The average capacity for amphorae was 20-25 litres, although early versions were considerably larger. The general size became limited by the necessity for one or two persons to easily carry the vessel, and a standardisation, although attempted, was not achieved in practice until the Byzantine period. Foodstuffs transported in them included wine, olive oil, honey, milk, olives, dried fish, dry food such as cereals, or even just water. Non-food contents included pitch, and some were used in tombs as containers for the ashes of the deceased. Another special type was the Panathenaic amphora which was a large vessel of around 36 litres decorated with black-figure designs. They were filled with olives and given as prizes in the Panathenaic Games, held every four years in Athens. Finally, miniature amphorae known as amphoriskoi (sing. amphoriskos ) or pelikai ( pelike ) were used for storing perfume.

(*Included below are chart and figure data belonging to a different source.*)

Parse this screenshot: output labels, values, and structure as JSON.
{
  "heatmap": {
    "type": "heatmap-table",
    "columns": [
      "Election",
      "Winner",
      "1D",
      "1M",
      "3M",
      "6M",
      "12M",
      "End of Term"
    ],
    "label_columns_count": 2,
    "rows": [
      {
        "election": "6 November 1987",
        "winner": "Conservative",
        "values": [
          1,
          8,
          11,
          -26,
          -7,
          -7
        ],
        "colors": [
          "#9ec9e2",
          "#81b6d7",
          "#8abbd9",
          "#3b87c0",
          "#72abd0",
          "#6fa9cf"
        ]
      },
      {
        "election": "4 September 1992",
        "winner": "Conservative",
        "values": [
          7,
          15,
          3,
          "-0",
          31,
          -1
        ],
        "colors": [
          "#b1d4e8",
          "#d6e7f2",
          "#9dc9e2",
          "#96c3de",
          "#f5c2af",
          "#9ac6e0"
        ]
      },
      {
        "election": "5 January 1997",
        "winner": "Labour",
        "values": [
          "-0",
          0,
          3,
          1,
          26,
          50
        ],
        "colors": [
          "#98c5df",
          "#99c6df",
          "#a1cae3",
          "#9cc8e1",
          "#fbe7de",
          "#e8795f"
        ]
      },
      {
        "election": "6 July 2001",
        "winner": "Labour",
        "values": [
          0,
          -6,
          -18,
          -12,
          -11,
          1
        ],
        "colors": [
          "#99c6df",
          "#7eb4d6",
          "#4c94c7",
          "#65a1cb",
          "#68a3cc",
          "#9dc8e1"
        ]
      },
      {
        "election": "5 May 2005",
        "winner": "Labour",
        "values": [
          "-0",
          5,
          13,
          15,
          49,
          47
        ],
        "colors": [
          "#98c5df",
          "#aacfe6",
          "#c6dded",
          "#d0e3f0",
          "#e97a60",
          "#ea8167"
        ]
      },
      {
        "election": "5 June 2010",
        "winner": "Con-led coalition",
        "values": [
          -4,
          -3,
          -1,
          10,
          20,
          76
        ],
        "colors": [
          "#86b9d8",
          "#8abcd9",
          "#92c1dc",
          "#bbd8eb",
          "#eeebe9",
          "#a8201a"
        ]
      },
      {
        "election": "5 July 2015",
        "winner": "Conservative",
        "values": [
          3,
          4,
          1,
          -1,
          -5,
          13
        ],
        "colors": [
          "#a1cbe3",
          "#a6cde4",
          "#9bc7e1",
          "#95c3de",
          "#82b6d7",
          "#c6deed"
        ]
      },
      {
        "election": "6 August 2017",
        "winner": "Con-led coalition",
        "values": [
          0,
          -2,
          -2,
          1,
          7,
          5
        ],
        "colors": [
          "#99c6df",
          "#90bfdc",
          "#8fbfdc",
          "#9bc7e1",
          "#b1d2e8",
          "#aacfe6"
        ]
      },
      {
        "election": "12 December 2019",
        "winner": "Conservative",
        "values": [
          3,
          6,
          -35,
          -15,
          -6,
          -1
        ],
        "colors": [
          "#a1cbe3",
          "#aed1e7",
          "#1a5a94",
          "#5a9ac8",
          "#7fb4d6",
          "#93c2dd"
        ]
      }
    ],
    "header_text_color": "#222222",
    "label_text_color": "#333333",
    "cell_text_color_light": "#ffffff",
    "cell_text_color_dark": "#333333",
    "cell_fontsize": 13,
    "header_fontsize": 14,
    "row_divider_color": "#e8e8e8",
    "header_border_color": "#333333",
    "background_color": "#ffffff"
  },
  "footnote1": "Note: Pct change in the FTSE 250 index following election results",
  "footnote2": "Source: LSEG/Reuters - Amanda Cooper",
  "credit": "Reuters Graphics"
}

The Romans used amphorae in much the same way as the Greeks but with the addition of such Roman staples as fish sauce ( garum ) and preserved fruits. For this reason, amphorae were sealed using clay or resin stoppers, some also had a ceramic lid when used to store dry goods. Very few lids have survived in proportion to amphorae but those that do commonly have a single knob handle, sometimes made into the shape of a fruit. Finally, amphorae were used for completely unrelated purposes to their original design such as burial whole in marshy land to provide more solid foundations for buildings and walls or in roof domes as a means to provide additional support between courses.

Amphorae Packed for Transportation


Many amphorae (but certainly not all) used to transport goods were given a stamp before firing, typically placed on the neck, rim, or handles. This identified the place of origin (pottery workshop), indicated the vessel was part of a particular batch, named a controlling official, or guaranteed the content volume and quality. The name or monogram of the manufacturer might appear on the stamp, a month, or a regional adjective or symbol ( Rhodes, for example, used a rose emblem). In the case of wine, the age of good wine was indicated and the drink-by-date (year) for cheap wine. Stamps were also a means by which authorities could exercise a control on customs duties. Stoppers could be stamped for the same purpose. In addition to stamps, the Romans painted information labels on their vessels to make their contents easily identifiable.
All of this information has often been invaluable for archaeologists when attempting to date a site which contains amphorae, especially shipwrecks. Finally, the discovery of amphorae whose origin can be identified and their quantities are helpful in determining the extent of trade in the ancient world. The Monte Testaccio in Rome is an artificial mound of pottery shards coming from some 53 million discarded amphorae; impressive testimony to the fact that the amphora was one of the most common and useful objects in antiquity.